Toscafund Asset Management, which owns nearly 20% in the national hirer, has called for an extraordinary general meeting this morning amid mounting frustrations about Speedy’s financial performance.
Martin Hughes, founder of Toscafund, who has been given nickname of the Rottweiler in the City for his uncompromising investing practises, wants to see David Shearer a turnaround specialist and former Crest Nicholson chairman take over at the top.
Toscafund said it “believes that Jan Astrand has been indecisive as a business leader.”
Hughes added: “The decision to call a General Meeting has not been taken lightly.
This is the first time in our 16 year history that we have felt compelled to take such action.

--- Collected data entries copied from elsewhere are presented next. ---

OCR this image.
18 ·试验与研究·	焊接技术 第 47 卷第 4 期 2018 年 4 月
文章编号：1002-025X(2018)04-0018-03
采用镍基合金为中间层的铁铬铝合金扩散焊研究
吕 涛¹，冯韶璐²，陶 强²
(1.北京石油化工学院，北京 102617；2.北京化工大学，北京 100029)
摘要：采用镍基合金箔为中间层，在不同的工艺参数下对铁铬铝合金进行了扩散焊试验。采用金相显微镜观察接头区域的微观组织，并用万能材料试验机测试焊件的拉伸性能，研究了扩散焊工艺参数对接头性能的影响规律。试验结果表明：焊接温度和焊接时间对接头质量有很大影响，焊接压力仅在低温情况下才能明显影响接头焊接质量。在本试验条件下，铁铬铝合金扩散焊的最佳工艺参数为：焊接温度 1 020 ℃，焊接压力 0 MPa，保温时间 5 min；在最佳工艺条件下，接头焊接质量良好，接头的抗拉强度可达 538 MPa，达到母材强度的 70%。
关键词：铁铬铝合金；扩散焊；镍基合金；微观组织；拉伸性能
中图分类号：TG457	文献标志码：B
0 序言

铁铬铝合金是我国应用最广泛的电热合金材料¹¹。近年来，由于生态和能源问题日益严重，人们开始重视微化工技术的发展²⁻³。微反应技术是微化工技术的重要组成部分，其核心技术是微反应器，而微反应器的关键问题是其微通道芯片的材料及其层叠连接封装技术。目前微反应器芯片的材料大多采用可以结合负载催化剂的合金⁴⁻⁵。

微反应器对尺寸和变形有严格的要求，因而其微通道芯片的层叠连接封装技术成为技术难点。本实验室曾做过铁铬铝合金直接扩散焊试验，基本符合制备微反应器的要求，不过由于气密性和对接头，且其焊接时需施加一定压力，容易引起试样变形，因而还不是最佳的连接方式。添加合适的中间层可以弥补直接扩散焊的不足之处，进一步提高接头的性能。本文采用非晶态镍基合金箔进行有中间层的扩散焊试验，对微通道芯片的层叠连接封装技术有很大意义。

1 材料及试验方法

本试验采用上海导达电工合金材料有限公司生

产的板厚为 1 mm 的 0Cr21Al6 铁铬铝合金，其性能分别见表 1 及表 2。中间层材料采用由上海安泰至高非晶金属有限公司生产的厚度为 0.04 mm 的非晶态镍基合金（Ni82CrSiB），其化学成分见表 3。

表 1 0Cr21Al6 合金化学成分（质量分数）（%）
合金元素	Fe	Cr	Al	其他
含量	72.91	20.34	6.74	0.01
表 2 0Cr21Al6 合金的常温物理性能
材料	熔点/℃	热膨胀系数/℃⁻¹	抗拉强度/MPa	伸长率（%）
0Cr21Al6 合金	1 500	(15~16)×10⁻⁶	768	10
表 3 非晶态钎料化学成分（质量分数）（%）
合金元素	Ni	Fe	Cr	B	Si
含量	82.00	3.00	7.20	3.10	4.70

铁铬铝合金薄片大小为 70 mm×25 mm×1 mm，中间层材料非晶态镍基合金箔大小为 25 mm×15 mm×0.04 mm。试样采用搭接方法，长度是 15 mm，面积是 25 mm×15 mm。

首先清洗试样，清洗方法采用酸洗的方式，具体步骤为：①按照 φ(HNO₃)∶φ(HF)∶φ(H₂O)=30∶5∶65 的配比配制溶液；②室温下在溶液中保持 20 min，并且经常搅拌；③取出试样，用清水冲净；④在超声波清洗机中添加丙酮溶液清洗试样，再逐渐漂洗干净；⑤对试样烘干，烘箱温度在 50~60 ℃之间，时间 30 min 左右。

“David Shearer has confirmed that he is willing to accept the appointment as a director of Speedy Hire.
“Toscafund considers that David will be able to add significant value to the Board as it oversees Speedy Hire’s organic turnaround plan, and also has the requisite experience to examine any suitable consolidation prospect.
“We are a committed shareholder of Speedy Hire, have been invested since 2013, and now own 19.5% of the equity.
“As the Company’s largest shareholder, we believe it is our responsibility to look after the interests of all investors.”
Speedy’s board issued a statement this morning confirming that it would call a general meeting once it received a formal requisition from the city investment fund.
The call for further change at the top comes after a long run of profit warnings and boardroom departures despite strength in the broader hirer sector.
Two months ago Speedy unveiled a £58m loss in 2015 after exceptional administrative costs of £59.9m were incurred over the year.
Russell Down, now chief executive who was brought in 18 months ago, said that Speedy was now set on a recovery course after a period of restructuring to create a leaner, more effective structure, and competitive overhead base.
The firm has been through a series of management upheavals since Steve Corcoran chose to quit the business following the discovery of a £5m black hole in the company’s overseas accounts nearly three years ago.
Åstrand joined Speedy nearly two years ago after running rival hirer Lavendon’s Continental European business for several years.
Just before his appointment, ex-Costain man Mark Rogerson took the helm as chief executive and focused the business on the UK, but left after just 18 months in the job, following further profit warnings.
Down, who had been appointed initially as finance director then took over as chief executive, with a cost-cutting recovery plan and fresh management team.
Shares in the group lost more than half their value last year.